Le flamboyant (Delonix regia) est une espèce endémique de Madagascar, dont l’aire naturelle se situe principalement dans les forêts sèches déciduelles de l’ouest et du nord-ouest de l’île (zones de Menabe, Boeny, Tsingy de Bemaraha), mais qui est aujourd’hui extrêmement rare à l’état sauvage ; plusieurs bases botaniques indiquent même que l’espèce est « almost extinct in its native range » (Ken Fern, Useful Tropical Plants). Bien que cultivé très tôt hors de Madagascar, son origine botanique n’a été formellement reconnue qu’au début du XXᵉ siècle, des populations sauvages n’ayant été redocumentées par la science que dans les années 1930, après que l’arbre eut déjà été largement diffusé dans l’océan Indien, en Inde, dans les Caraïbes et en Amérique tropicale (University of Arizona Arboretum). Les premiers prélèvements connus sont attribués au botaniste Wenceslas Bojer entre 1821 et 1822, avec une introduction vers l’Île Maurice, puis une diffusion rapide dans les réseaux botaniques coloniaux au cours du XIXᵉ siècle (Bojer, Hortus Mauritianus, 1827 ; Karlsson, 2020). À Madagascar même, le flamboyant n’apparaît que marginalement dans les corpus ethnographiques anciens et ne figure pas parmi les arbres traditionnellement sacralisés (baobabs, ficus, tamariniers), ce qui s’explique probablement par sa faible densité historique dans les paysages habités et par le fait que sa valorisation est essentiellement postérieure et paysagère. À partir du XXᵉ siècle, il devient toutefois un arbre urbain majeur (écoles, avenues, places publiques), associé à la floraison saisonnière rouge-orangée marquant le début de la saison des pluies, jouant un rôle de repère visuel et mémoriel plutôt que rituel. Ce parcours singulier — arbre autochtone rare, exporté massivement dès le XIXᵉ siècle, puis réintroduit dans son pays d’origine comme élément ornemental — en fait un cas emblématique de diaspora végétale, où l’origine écologique (Madagascar) ne coïncide plus avec les lieux de plus forte symbolisation culturelle (Inde, Caraïbes), soulevant des enjeux contemporains de patrimoine botanique, paysage post-colonial et conservation des forêts sèches malgaches (Britannica ; USDA Forest Service ; Koechlin, ORSTOM, 1972).

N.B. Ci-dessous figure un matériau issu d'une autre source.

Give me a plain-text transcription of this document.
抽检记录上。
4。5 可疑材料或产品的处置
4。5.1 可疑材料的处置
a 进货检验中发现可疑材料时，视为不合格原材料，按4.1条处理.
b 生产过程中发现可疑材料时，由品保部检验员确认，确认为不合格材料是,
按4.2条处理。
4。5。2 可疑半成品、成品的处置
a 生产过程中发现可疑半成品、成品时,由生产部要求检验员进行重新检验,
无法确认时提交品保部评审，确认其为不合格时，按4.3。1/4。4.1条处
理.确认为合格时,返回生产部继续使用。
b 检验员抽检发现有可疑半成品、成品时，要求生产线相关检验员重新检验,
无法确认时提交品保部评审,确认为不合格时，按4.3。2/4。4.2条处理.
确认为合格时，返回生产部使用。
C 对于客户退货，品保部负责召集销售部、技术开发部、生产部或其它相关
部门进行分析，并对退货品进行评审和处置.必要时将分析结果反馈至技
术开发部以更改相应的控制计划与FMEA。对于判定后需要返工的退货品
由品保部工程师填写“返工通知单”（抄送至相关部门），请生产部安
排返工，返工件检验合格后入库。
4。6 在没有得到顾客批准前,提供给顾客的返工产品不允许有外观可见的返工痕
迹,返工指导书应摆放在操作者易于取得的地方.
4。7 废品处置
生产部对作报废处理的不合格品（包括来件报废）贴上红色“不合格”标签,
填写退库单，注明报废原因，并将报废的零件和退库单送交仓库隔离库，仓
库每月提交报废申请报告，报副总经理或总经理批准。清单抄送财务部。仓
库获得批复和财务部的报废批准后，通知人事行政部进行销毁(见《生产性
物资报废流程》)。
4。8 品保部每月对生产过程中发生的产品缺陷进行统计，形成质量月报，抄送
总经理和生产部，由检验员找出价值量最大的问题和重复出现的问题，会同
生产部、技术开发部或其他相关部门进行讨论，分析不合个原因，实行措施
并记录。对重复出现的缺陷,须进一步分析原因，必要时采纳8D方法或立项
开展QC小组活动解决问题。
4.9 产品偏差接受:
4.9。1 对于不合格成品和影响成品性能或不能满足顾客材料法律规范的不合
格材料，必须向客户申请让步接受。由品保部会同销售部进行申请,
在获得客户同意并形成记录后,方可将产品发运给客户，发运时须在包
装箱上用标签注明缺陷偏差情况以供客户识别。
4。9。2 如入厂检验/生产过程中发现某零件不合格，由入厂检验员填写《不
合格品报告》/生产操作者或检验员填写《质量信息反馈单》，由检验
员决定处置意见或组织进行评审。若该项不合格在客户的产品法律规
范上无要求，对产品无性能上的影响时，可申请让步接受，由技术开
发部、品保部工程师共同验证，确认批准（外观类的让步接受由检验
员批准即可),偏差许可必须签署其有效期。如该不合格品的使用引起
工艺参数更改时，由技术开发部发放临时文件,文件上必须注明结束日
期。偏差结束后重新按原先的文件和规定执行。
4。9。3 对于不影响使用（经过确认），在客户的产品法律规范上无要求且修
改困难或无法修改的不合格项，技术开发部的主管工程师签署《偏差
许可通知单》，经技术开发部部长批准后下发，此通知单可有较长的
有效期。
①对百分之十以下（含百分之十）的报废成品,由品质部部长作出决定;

Hors de Madagascar, le flamboyant (Delonix regia) a fait l’objet d’une forte valorisation paysagère, symbolique et culturelle dès le XIXᵉ siècle, devenant l’un des arbres ornementaux tropicaux les plus diffusés au monde. Introduit précocement dans l’océan Indien (Île Maurice dès les années 1820–1830), il est massivement planté en Inde à partir du milieu du XIXᵉ siècle, où il prend le nom de gulmohar et acquiert une valeur symbolique forte : arbre de la saison chaude et de la mousson, de la passion amoureuse et de la rencontre, fréquemment évoqué dans la poésie, la littérature scolaire et les paysages urbains coloniaux puis postcoloniaux (Patel et al., 2024). Dans les Caraïbes et en Amérique tropicale, où il est introduit à la fin du XIXᵉ siècle, il devient un marqueur identitaire des villes tropicales, associé à l’ombre, à la monumentalité florale et à une esthétique créole de la couleur et de la fête, au point d’être intégré aux imaginaires nationaux et touristiques (Pakenham, 2003). Aux États-Unis subtropicaux (Floride, Hawaï), le royal poinciana est promu dès le début du XXᵉ siècle comme arbre d’alignement prestigieux, emblème des boulevards et campus, soutenu par des politiques municipales de verdissement (USDA Forest Service). À La Réunion et dans d’autres territoires insulaires, il est aujourd’hui perçu comme un arbre patrimonial du paysage colonial, étroitement lié à la mémoire urbaine et scolaire. Cette reconnaissance mondiale — esthétique, affective et parfois littéraire — contraste fortement avec sa faible symbolisation rituelle à Madagascar et confirme le flamboyant comme espèce emblématique de resémantisation transocéanique, dont la valeur culturelle s’est construite principalement hors de son territoire d’origine (Britannica ; University of Arizona Arboretum).